Cupping is an ancient technique, used in many cultures, in which a special cup is applied to the skin and held in place by suction. The suction draws superficial tissue into the cup, which may either be left in place or moved along the body. Cupping brings fresh blood to the area and helps improve circulation. Traditional cupping, sometimes referred to as “fire cupping,” uses heat to create a vacuum-like suction inside of glass cups. In modern times, cups that use a small pump to create suction have also been introduced.
Cupping therapy was first discussed in old medical textbooks in the Western World and was described as a medical practice that was used by Egyptians.

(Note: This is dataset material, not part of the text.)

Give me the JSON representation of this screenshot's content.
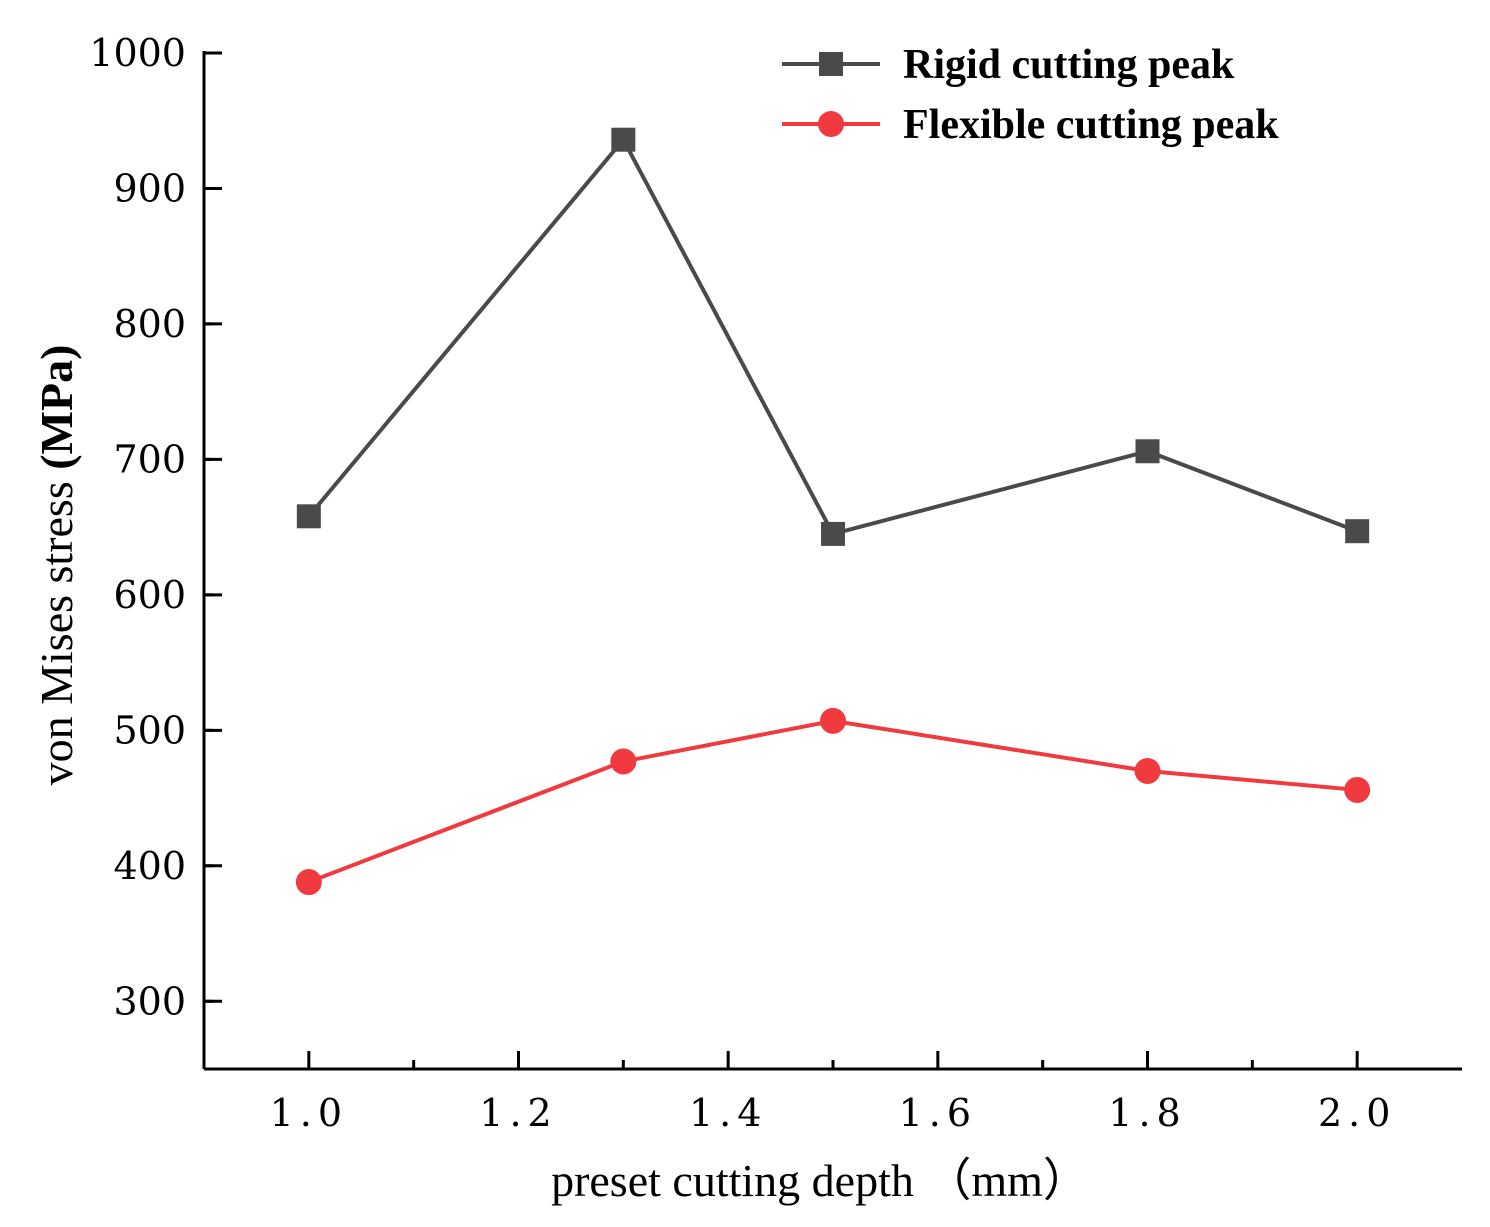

There have also been accounts of Hippocrates using the Cupping Method for internal disease. Fire Cupping has also been practiced throughout Europe, Asia, and Africa. Cupping therapy is an alternative form of medicine and is perhaps better known as a traditional Chinese Medicine, like acupuncture.
Cupping used to be performed using hollowed out animal horns and was a method employed to treat boils, snakebites, and skin lesions. The cupping method was said to pull toxins from the body. The application of cupping throughout the years has evolved from the use of animal horns to bamboo cups, and then to the glass cups, we see used today. Therapy cups can also be made from earthenware and silicone materials that can withstand being exposed to elevated temperatures during the heating process.